Publicizing your research results

Network News Spring 2008, Vol. 21 No. 1
Network News

The LINX experience

Recently a paper appeared in Nature (Mulholland et al. 2008) covering some of the core results of the second phase of the Lotic Intersite Nitrogen Experiment, known as LINX. This large, cross-site study has been funded by NSF and includes a number of LTER sites and investigators. In this article we relate our experience with publicizing the work, which evidently has been successful.

LINX talks and papers synthesizing data from across sites tend to carry large authorship lists and involve multiple institutions. There is a good reason for this: the latest work involved 72 coordinated stream experiments in eight regions across the United States, including Puerto Rico. The LINX experiments were 24-hour stable isotope additions to streams to study nitrogen cycling. Each experiment entailed a carefully coordinated measurement blitz by a team of five to10 people, including senior principal investigators (PIs) on site, followed by months of laboratory work.

We felt that it was critical to work with our home institutions and with the National Science Foundation to publicize the LINX paper, and we did this in the two weeks leading up to the date of publication. The overall LINX group prepared for the publication by drafting a one-page statement to serve as a press release. Every member had a chance to see it and make suggestions, helping avoid the potential confusion that could have resulted if each group did their own pieces in isolation. Individual PIs were free to customize the press release to highlight their own involvement or the context of their research in a particular region. The resulting versions of the release were ready to go as soon as the news embargo was lifted, and the NSF and individual institutions moved speedily to get them into the right hands.

The press releases had to strike a balance between being scientifically newsworthy, yet interesting and relevant to the public. In the LINX case the "broader impacts" of the research were easily conveyed because excessive nitrogen in the environment is widely recognized as a problem and is associated with major environmental issues, such as algal blooms and oxygen depletion in marine coastal waters. It usually helps to mention linkages to issues at the forefront of public debate; in our case the relationship between increasing biofuel crops (corn ethanol), which require greater use of nitrogen fertilizers, and nitrogen loading to streams proved to be one that the press picked up on.
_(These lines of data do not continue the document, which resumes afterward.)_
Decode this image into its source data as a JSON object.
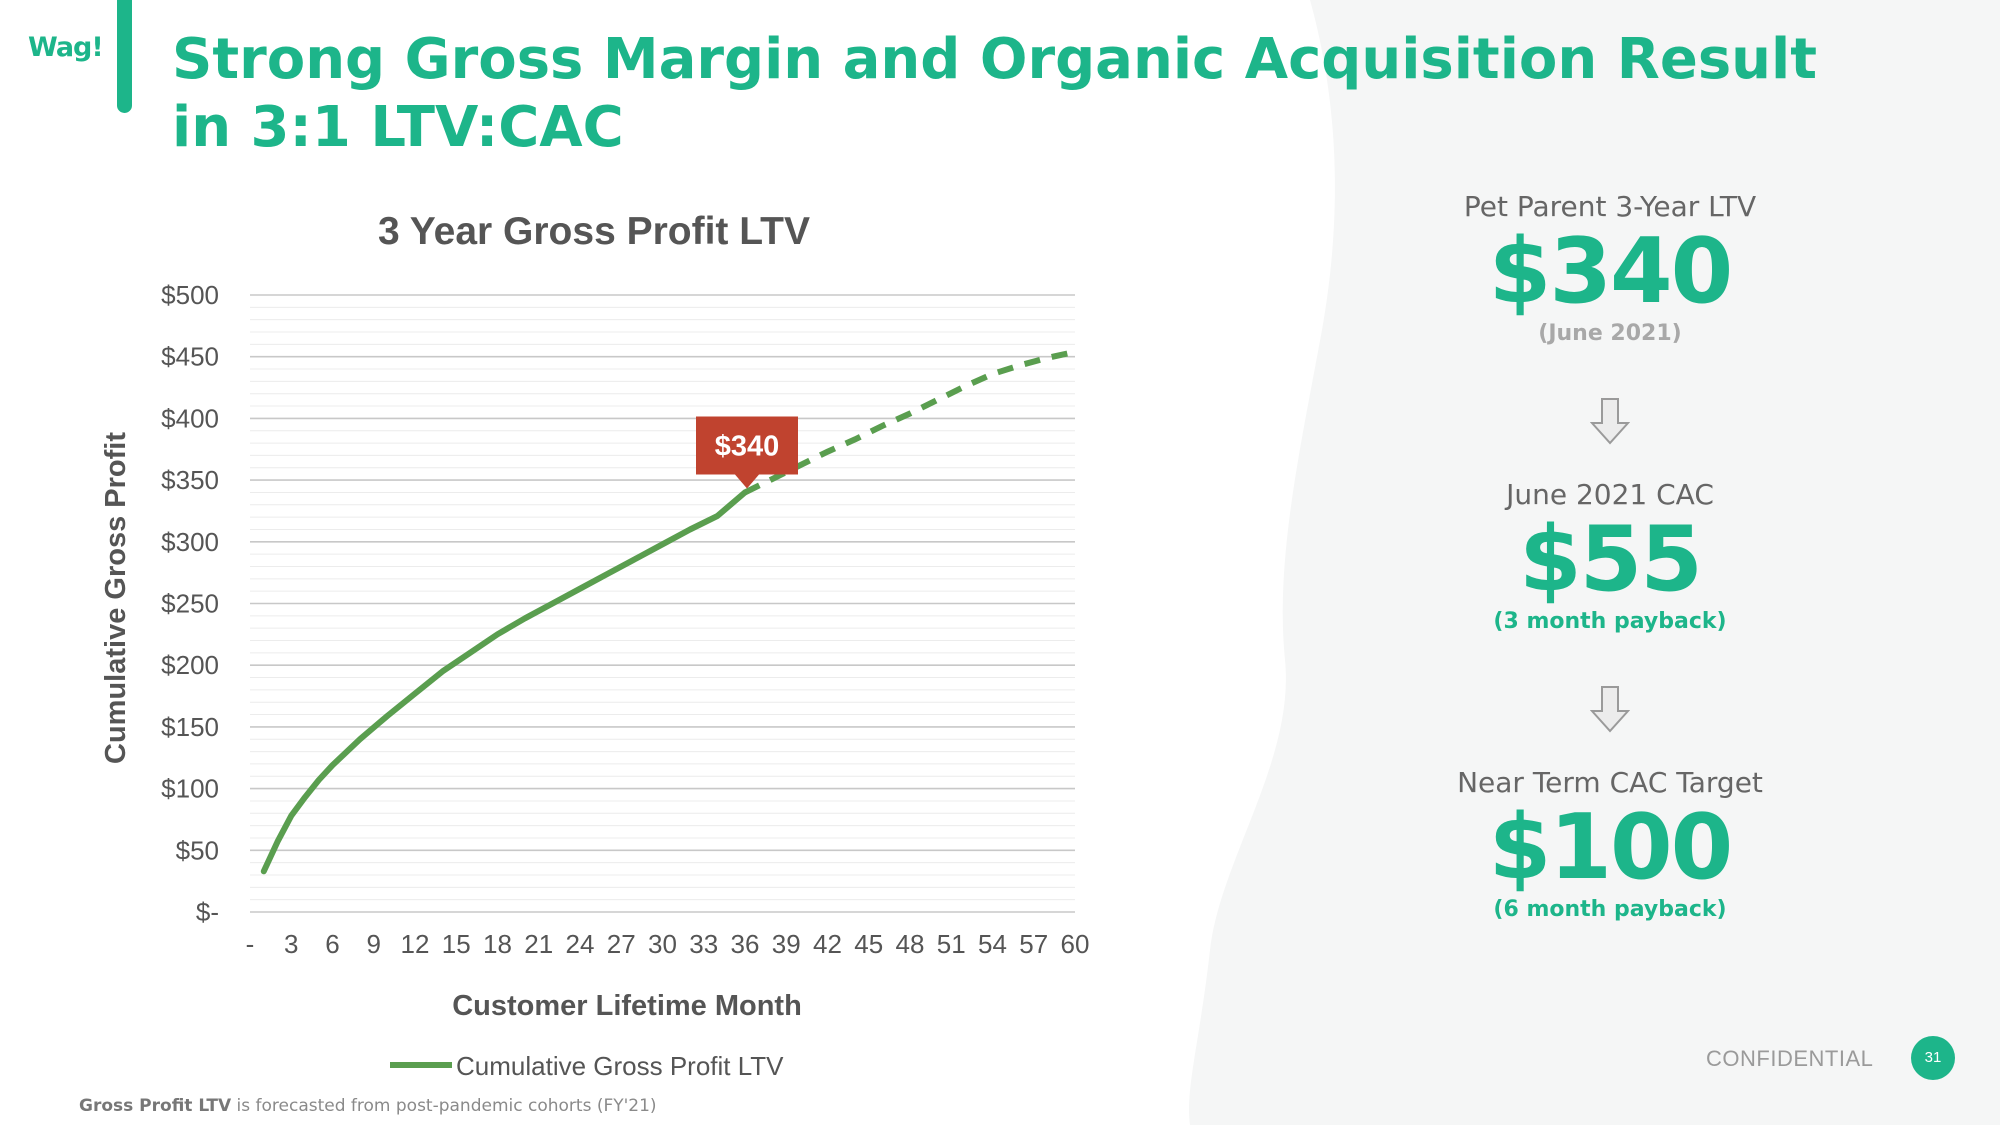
{
  "brand": {
    "logo_text": "Wag!",
    "accent_color": "#1db58a"
  },
  "slide": {
    "title": "Strong Gross Margin and Organic Acquisition Result in 3:1 LTV:CAC",
    "footnote_bold": "Gross Profit LTV",
    "footnote_rest": " is forecasted from post-pandemic cohorts (FY'21)",
    "confidential": "CONFIDENTIAL",
    "page_number": "31"
  },
  "kpis": [
    {
      "label": "Pet Parent 3-Year LTV",
      "value": "$340",
      "note": "(June 2021)"
    },
    {
      "label": "June 2021 CAC",
      "value": "$55",
      "note": "(3 month payback)"
    },
    {
      "label": "Near Term CAC Target",
      "value": "$100",
      "note": "(6 month payback)"
    }
  ],
  "icons": [
    "down-arrow-icon",
    "down-arrow-icon"
  ],
  "chart_data": {
    "type": "line",
    "title": "3 Year Gross Profit LTV",
    "xlabel": "Customer Lifetime Month",
    "ylabel": "Cumulative Gross Profit",
    "x_tick_labels": [
      "-",
      "3",
      "6",
      "9",
      "12",
      "15",
      "18",
      "21",
      "24",
      "27",
      "30",
      "33",
      "36",
      "39",
      "42",
      "45",
      "48",
      "51",
      "54",
      "57",
      "60"
    ],
    "y_tick_labels": [
      "$-",
      "$50",
      "$100",
      "$150",
      "$200",
      "$250",
      "$300",
      "$350",
      "$400",
      "$450",
      "$500"
    ],
    "xlim": [
      0,
      60
    ],
    "ylim": [
      0,
      500
    ],
    "grid": true,
    "legend_position": "bottom",
    "series": [
      {
        "name": "Cumulative Gross Profit LTV",
        "color": "#5a9e4f",
        "actual_through_month": 36,
        "x": [
          1,
          2,
          3,
          4,
          5,
          6,
          8,
          10,
          12,
          14,
          16,
          18,
          20,
          22,
          24,
          26,
          28,
          30,
          32,
          34,
          36,
          38,
          40,
          42,
          44,
          46,
          48,
          50,
          52,
          54,
          56,
          58,
          60
        ],
        "values": [
          33,
          57,
          78,
          93,
          107,
          119,
          140,
          159,
          177,
          195,
          210,
          225,
          238,
          250,
          262,
          274,
          286,
          298,
          310,
          321,
          340,
          351,
          362,
          373,
          383,
          394,
          404,
          415,
          426,
          436,
          443,
          449,
          454
        ]
      }
    ],
    "annotations": [
      {
        "text": "$340",
        "x": 36,
        "y": 340,
        "color": "#c0432f"
      }
    ]
  }
}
Also crucial to successful publicity was the willingness and accessibility of the PIs to speak with the press. One must pay constant attention to the telephone and email during the first couple of days after the announcement of the paper and respond as soon as possible. Everyone from the media who contacted me for commentary had a deadline measured in hours or even minutes, and their calls or emails always seemed to arrive after normal working hours.

We were pleased with the publicity the paper generated, reaching national popular media such as Time magazine and US News & World Report, and winning space in numerous science news media. The news is still spreading through the Internet, as members of the team are still getting requests for comment and more information about the LINX studies from non-governmental organizations in the US and internationally.
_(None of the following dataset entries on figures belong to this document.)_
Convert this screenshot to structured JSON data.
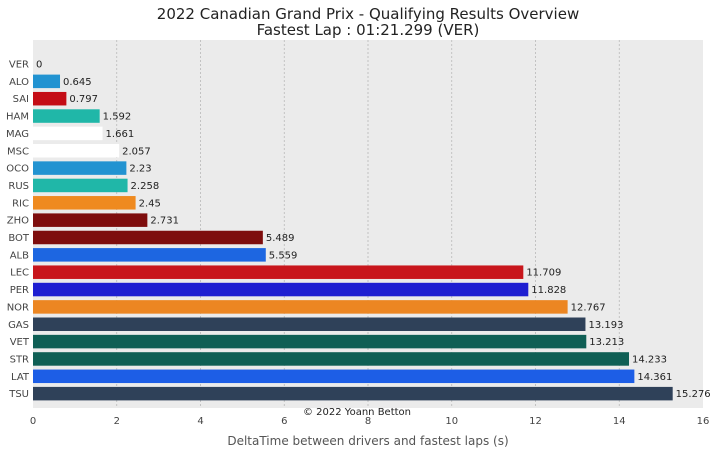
{
  "chart_data": {
    "type": "bar",
    "orientation": "horizontal",
    "title": "2022 Canadian Grand Prix - Qualifying Results Overview",
    "subtitle": "Fastest Lap : 01:21.299 (VER)",
    "xlabel": "DeltaTime between drivers and fastest laps (s)",
    "ylabel": "",
    "xlim": [
      0,
      16
    ],
    "xticks": [
      0,
      2,
      4,
      6,
      8,
      10,
      12,
      14,
      16
    ],
    "grid": true,
    "annotation": "© 2022 Yoann Betton",
    "categories": [
      "VER",
      "ALO",
      "SAI",
      "HAM",
      "MAG",
      "MSC",
      "OCO",
      "RUS",
      "RIC",
      "ZHO",
      "BOT",
      "ALB",
      "LEC",
      "PER",
      "NOR",
      "GAS",
      "VET",
      "STR",
      "LAT",
      "TSU"
    ],
    "values": [
      0,
      0.645,
      0.797,
      1.592,
      1.661,
      2.057,
      2.23,
      2.258,
      2.45,
      2.731,
      5.489,
      5.559,
      11.709,
      11.828,
      12.767,
      13.193,
      13.213,
      14.233,
      14.361,
      15.276
    ],
    "value_labels": [
      "0",
      "0.645",
      "0.797",
      "1.592",
      "1.661",
      "2.057",
      "2.23",
      "2.258",
      "2.45",
      "2.731",
      "5.489",
      "5.559",
      "11.709",
      "11.828",
      "12.767",
      "13.193",
      "13.213",
      "14.233",
      "14.361",
      "15.276"
    ],
    "colors": [
      "#1e41ff",
      "#2293d1",
      "#c40d16",
      "#20b7a8",
      "#ffffff",
      "#ffffff",
      "#2293d1",
      "#20b7a8",
      "#ef8a1f",
      "#7e0d0d",
      "#7e0d0d",
      "#1d66e1",
      "#c8161c",
      "#1e1ed1",
      "#ec8622",
      "#2f4159",
      "#0f5f55",
      "#0f5f55",
      "#1d5ee6",
      "#2f4159"
    ]
  }
}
Mulholland, P.J., A.M. Helton, G.C. Poole, R.O. Hall, Jr., S.K. Hamilton, B.J. Peterson, J.L. Tank, L.R. Ashkenas, L.W. Cooper, C.N. Dahm, W.K. Dodds, S. Findlay, S.V. Gregory, N.B. Grimm, S.L. Johnson, W.H. McDowell, J.L. Meyer, H.M. Valett, J.R. Webster, C. Arango, J.J. Beaulieu, M J. Bernot, A.J. Burgin, C. Crenshaw, L. Johnson, B.R. Niederlehner, J.M. O'Brien, J.D. Potter, R.W. Sheibley, D.J. Sobota, and S.M. Thomas. 2008. Stream denitrification across biomes and effects of anthropogenic nitrate loading. Nature 452: 202-205.